Thursday, September 23, 2010

Alex Taylor: Maddened Ghost—The Late Barry Hannah as Mentor

In the 45th in a series of posts on 2010 short story collections entered for The Story Prize, Alex Taylor, author of The Name of the Nearest River (Sarabande Books), writes about the influence of his teacher, Barry Hannah.




Let me begin by saying we were never friends, though I would have preferred it. I am grateful we were not enemies. Long is the legend of his madness, his unrepentant anger at those either willingly wronging happiness out of life or those who were simply too dull to be anything other than crude motes of the air. It would have been a bitter and raw battle, as a few wives and girlfriends and hapless poets can attest.
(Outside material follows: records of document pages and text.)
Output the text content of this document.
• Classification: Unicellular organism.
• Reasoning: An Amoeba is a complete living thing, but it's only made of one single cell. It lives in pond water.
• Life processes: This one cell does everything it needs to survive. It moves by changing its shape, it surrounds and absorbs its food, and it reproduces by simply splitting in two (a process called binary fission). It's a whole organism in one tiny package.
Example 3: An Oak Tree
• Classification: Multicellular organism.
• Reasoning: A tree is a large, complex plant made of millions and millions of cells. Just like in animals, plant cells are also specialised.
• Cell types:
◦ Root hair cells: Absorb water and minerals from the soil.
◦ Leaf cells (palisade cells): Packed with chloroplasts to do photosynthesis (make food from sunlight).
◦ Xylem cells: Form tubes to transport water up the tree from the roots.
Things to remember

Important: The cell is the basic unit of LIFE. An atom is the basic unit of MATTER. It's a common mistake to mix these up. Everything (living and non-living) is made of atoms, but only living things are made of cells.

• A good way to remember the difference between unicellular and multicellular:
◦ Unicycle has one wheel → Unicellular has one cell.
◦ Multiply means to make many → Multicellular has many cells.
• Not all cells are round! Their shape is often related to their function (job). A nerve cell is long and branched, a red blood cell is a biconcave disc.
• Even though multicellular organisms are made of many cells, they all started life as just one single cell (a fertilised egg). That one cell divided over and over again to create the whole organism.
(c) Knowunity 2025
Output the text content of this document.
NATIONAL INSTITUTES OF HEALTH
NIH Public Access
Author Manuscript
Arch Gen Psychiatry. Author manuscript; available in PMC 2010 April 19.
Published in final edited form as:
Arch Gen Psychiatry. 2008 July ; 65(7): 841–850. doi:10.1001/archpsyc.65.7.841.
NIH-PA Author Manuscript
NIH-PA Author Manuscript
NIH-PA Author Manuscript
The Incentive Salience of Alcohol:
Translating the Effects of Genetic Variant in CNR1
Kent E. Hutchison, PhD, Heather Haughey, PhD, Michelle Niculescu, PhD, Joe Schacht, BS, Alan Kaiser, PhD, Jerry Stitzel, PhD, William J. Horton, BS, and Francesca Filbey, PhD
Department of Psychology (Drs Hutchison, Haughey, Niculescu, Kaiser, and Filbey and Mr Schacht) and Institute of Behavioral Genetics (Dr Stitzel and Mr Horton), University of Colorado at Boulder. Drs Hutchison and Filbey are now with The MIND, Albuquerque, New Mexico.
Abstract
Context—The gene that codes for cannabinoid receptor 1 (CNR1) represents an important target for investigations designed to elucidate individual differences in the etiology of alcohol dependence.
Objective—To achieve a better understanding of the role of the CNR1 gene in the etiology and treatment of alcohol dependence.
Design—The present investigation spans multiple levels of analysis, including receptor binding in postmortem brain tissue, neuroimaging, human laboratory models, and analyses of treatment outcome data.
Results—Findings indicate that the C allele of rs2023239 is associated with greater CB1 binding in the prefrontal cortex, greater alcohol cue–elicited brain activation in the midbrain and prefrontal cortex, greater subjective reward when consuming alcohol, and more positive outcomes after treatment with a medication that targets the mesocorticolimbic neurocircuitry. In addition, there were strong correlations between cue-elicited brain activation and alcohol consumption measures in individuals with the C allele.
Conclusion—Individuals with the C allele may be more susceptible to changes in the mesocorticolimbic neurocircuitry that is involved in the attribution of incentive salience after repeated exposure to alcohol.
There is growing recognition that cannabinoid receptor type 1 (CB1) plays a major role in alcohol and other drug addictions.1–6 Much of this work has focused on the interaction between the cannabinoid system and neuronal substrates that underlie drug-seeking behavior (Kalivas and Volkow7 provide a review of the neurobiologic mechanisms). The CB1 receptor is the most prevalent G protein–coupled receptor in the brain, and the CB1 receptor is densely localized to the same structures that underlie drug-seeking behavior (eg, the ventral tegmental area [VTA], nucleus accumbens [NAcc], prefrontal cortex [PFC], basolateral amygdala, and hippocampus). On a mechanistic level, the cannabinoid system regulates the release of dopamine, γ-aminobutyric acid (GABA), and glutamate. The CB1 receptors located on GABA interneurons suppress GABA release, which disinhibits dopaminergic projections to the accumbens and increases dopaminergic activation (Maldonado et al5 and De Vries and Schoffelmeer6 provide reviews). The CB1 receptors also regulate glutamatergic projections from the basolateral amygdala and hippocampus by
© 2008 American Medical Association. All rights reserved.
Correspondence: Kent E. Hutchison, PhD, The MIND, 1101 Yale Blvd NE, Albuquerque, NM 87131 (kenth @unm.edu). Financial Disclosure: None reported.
So I was neither friend nor enemy to the late Barry Hannah. I was simply his student. So I remain. He continues to guide me into the heat of life, cursing or howling in disgust when I opt for ease and comfort over nail-driven pain and outright agonizing love. You sit in the chair long enough, what you want is a fist in the teeth. What you demand is a blade to the throat. What else is there to keep us in the realm of the riotous prophet? All writers must cultivate vision, must quest through their own desert places for the glowing waters promised us during our time in bondage.

In bondage to what?

The stink of too much money, too little life. The slow waiting. The tedious, thumb-pulling dawdle. Big chains and bad medicine this, and more than a few honest men get the heart felled right out of them by the broad ax of such slavery. You learn freedom comes when the nerves burn white-hot-electric, when your sinuses bleed. You dose up on the drug of it, The Truth, and get giddy from the bald hurt.

He rarely spoke to me. I recall him drawling out "I want to take you fishing," and giving me a hug once. We never tossed hook or line together, a deep personal regret of mine. But you were either in the circle of Hannah’s love or burned in the lake of his hatred, and I somehow drifted into the limbo of his indifference.

It’s nothing terrible. Barry’s ability to lift the heart of the struggling fiction writer was worth every barb, insult, or misguided misreading of a story. I’d leave his classes desiring war. I wanted to run the bomb-cratered dirt, gun for the trenches, and cabob the Hun with my bayonet, leave the world of the sad complacent soaking up the soil at my feet. He spoke as if literature mattered. As if it was of deep and lasting importance. Strange gris-gris this, especially in the digital era of flash, flicker, nothingness. But there was Barry, aged and come back from Hell, snickering and jolly, mad and blunt-tongued, hoisting the flag of The Word above a field of tattered pennants and smoking corpses, rallying the living to the fight, the final push, the big roar.